EATING: The stated goal was nominally achieved. Scale results are not forthcoming.

EXERCISE: Excellent progress towards this goal, with three gym visits, and the purchase of a monthly pass instead of a class card. Deborah intends to “get to at least one exercise class this weekend.”

READING: Exhaustion from exercise continues to plague Deborah’s attention span for much beyond laundry, grocery shopping and cooking, but a long wait in a doctors office did yield some progress in this area.

WRITING: One critical email sent. One poem written. (Poems were not in the original goals document.)

RESEARCH: After sending email to her collaborator regarding lack of progress in this area, Deborah did make progress, finding audio recording software that is available across Windows and Mac platforms.

TRANSLATION: The stated goal of “finishing half the job” was exceeded by the power of two – job completed. Deborah seems to be learning that having a paying gig will trump anything else that needs attention.
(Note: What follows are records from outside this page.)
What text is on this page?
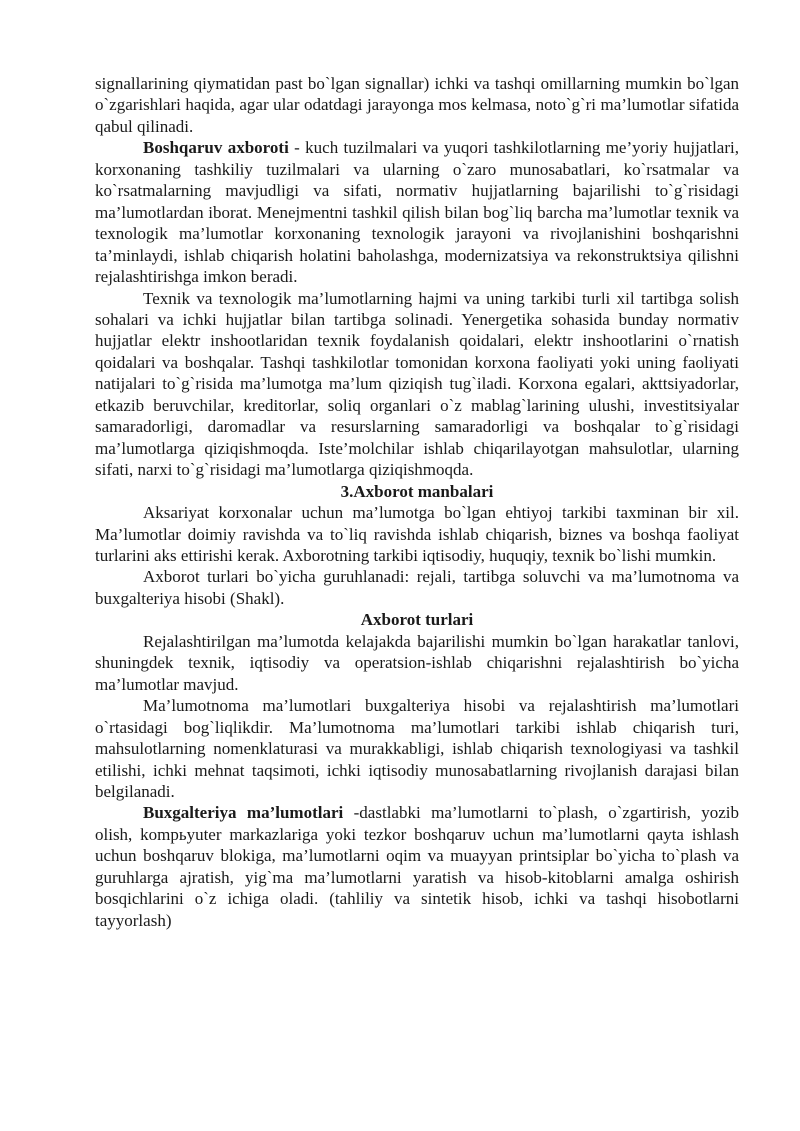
signallarining qiymatidan past bo`lgan signallar) ichki va tashqi omillarning mumkin bo`lgan o`zgarishlari haqida, agar ular odatdagi jarayonga mos kelmasa, noto`g`ri ma’lumotlar sifatida qabul qilinadi.

Boshqaruv axboroti - kuch tuzilmalari va yuqori tashkilotlarning me’yoriy hujjatlari, korxonaning tashkiliy tuzilmalari va ularning o`zaro munosabatlari, ko`rsatmalar va ko`rsatmalarning mavjudligi va sifati, normativ hujjatlarning bajarilishi to`g`risidagi ma’lumotlardan iborat. Menejmentni tashkil qilish bilan bog`liq barcha ma’lumotlar texnik va texnologik ma’lumotlar korxonaning texnologik jarayoni va rivojlanishini boshqarishni ta’minlaydi, ishlab chiqarish holatini baholashga, modernizatsiya va rekonstruktsiya qilishni rejalashtirishga imkon beradi.

Texnik va texnologik ma’lumotlarning hajmi va uning tarkibi turli xil tartibga solish sohalari va ichki hujjatlar bilan tartibga solinadi. Yenergetika sohasida bunday normativ hujjatlar elektr inshootlaridan texnik foydalanish qoidalari, elektr inshootlarini o`rnatish qoidalari va boshqalar. Tashqi tashkilotlar tomonidan korxona faoliyati yoki uning faoliyati natijalari to`g`risida ma’lumotga ma’lum qiziqish tug`iladi. Korxona egalari, akttsiyadorlar, etkazib beruvchilar, kreditorlar, soliq organlari o`z mablag`larining ulushi, investitsiyalar samaradorligi, daromadlar va resurslarning samaradorligi va boshqalar to`g`risidagi ma’lumotlarga qiziqishmoqda. Iste’molchilar ishlab chiqarilayotgan mahsulotlar, ularning sifati, narxi to`g`risidagi ma’lumotlarga qiziqishmoqda.

3.Axborot manbalari

Aksariyat korxonalar uchun ma’lumotga bo`lgan ehtiyoj tarkibi taxminan bir xil. Ma’lumotlar doimiy ravishda va to`liq ravishda ishlab chiqarish, biznes va boshqa faoliyat turlarini aks ettirishi kerak. Axborotning tarkibi iqtisodiy, huquqiy, texnik bo`lishi mumkin.

Axborot turlari bo`yicha guruhlanadi: rejali, tartibga soluvchi va ma’lumotnoma va buxgalteriya hisobi (Shakl).

Axborot turlari

Rejalashtirilgan ma’lumotda kelajakda bajarilishi mumkin bo`lgan harakatlar tanlovi, shuningdek texnik, iqtisodiy va operatsion-ishlab chiqarishni rejalashtirish bo`yicha ma’lumotlar mavjud.

Ma’lumotnoma ma’lumotlari buxgalteriya hisobi va rejalashtirish ma’lumotlari o`rtasidagi bog`liqlikdir. Ma’lumotnoma ma’lumotlari tarkibi ishlab chiqarish turi, mahsulotlarning nomenklaturasi va murakkabligi, ishlab chiqarish texnologiyasi va tashkil etilishi, ichki mehnat taqsimoti, ichki iqtisodiy munosabatlarning rivojlanish darajasi bilan belgilanadi.

Buxgalteriya ma’lumotlari -dastlabki ma’lumotlarni to`plash, o`zgartirish, yozib olish, kompьyuter markazlariga yoki tezkor boshqaruv uchun ma’lumotlarni qayta ishlash uchun boshqaruv blokiga, ma’lumotlarni oqim va muayyan printsiplar bo`yicha to`plash va guruhlarga ajratish, yig`ma ma’lumotlarni yaratish va hisob-kitoblarni amalga oshirish bosqichlarini o`z ichiga oladi. (tahliliy va sintetik hisob, ichki va tashqi hisobotlarni tayyorlash)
CONCLUSION: Deborah is a cheerful, though easily distracted, person whose goals could stand some fine-tuning. She could cut herself more slack. She is trying too hard to rebound. Or, she is not trying hard enough, she still doesn’t know the first thing about writing goals, and she hates self-reflection.

My point is, I feel like I’ve done this to myself many times. Lists are fine. Goals, maybe not right now.

I’m going to go ahead and give myself a 2% cost of living increase, and a firm handshake.